McFall steered the Ports to four league titles and he also led Glentoran to league and cup success, including a title winning campaign in 1980-81 when The Oval outfit were undefeated.
“I think if they stopped the season now the top three teams should go into Europe and there could be an argument to share European money among the seven clubs who can still qualify,” he continued.
“If clubs play in Europe and get through a round then they should keep that extra revenue.
“There’s also an argument for bringing two teams up from the Championship (Portadown are top) to create a 14-team Premiership.
“No matter what way the penny drops, not everyone will be happy. Institute will feel they could have escaped relegation.
“In the south they used to play each other three times a season and it’s something we could look at for one season until normality returns.
“It’s a difficult situation because you are talking about the future of clubs and they are all struggling financially.
“We’ve had experience of an Irish Cup Final not being played before and it’s a real shame that occasion has been taken away from the players.
“With respect to the title, you have to respect the league table. Coleraine had an outstanding season and now the challenge for them will be regaining that momentum.
“The authorities have to do something and Linfield are sitting four points clear at the top of the table so how can you give it to anyone else?
“I’m sure David Healy and his players would want to finish the season but we are living through strange times.”

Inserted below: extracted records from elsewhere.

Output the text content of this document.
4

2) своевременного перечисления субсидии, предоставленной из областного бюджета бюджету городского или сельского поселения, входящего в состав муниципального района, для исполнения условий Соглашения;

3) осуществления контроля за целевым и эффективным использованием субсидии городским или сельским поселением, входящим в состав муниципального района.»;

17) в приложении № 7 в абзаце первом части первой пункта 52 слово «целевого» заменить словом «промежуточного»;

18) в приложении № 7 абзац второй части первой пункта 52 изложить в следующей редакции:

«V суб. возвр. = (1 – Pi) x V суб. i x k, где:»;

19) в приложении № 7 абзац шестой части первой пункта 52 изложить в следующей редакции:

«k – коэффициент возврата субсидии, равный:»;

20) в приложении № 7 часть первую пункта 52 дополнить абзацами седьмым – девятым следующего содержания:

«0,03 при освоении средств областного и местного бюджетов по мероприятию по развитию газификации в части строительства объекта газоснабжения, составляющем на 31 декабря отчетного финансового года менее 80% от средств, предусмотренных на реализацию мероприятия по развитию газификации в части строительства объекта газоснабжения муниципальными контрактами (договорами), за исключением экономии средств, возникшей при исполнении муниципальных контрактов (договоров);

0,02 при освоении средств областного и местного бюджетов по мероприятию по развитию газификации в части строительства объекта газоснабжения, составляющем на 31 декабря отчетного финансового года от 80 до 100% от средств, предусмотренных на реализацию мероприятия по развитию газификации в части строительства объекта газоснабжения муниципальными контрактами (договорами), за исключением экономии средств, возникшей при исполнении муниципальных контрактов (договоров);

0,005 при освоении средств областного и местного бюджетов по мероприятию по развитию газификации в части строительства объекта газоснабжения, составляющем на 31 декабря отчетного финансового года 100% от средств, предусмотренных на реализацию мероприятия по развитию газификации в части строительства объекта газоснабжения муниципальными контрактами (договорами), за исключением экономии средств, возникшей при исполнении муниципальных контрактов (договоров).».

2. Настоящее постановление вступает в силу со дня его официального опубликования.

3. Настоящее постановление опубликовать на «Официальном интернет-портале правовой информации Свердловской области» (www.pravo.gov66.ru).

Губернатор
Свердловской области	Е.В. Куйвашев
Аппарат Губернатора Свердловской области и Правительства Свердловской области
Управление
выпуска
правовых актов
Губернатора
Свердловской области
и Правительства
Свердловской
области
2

Linfield chief Fenlon agrees that behind closed doors games isn’t an option and he warned against further delay.
“This is a difficult situation for everybody,” he told the RTÉ Soccer Podcast.
“I think leaving it to 30 June is fobbing it off and putting it back.
“I don’t see a scenario where Irish League clubs can play behind closed doors.
“In relation to testing and everything else, the cost would be too big.
“I think the decision is going to have to be made.
“Playing in empty stadiums with smaller crowds, that’s all been discussed and it’s all up in the air. It really reverts back to what government says.”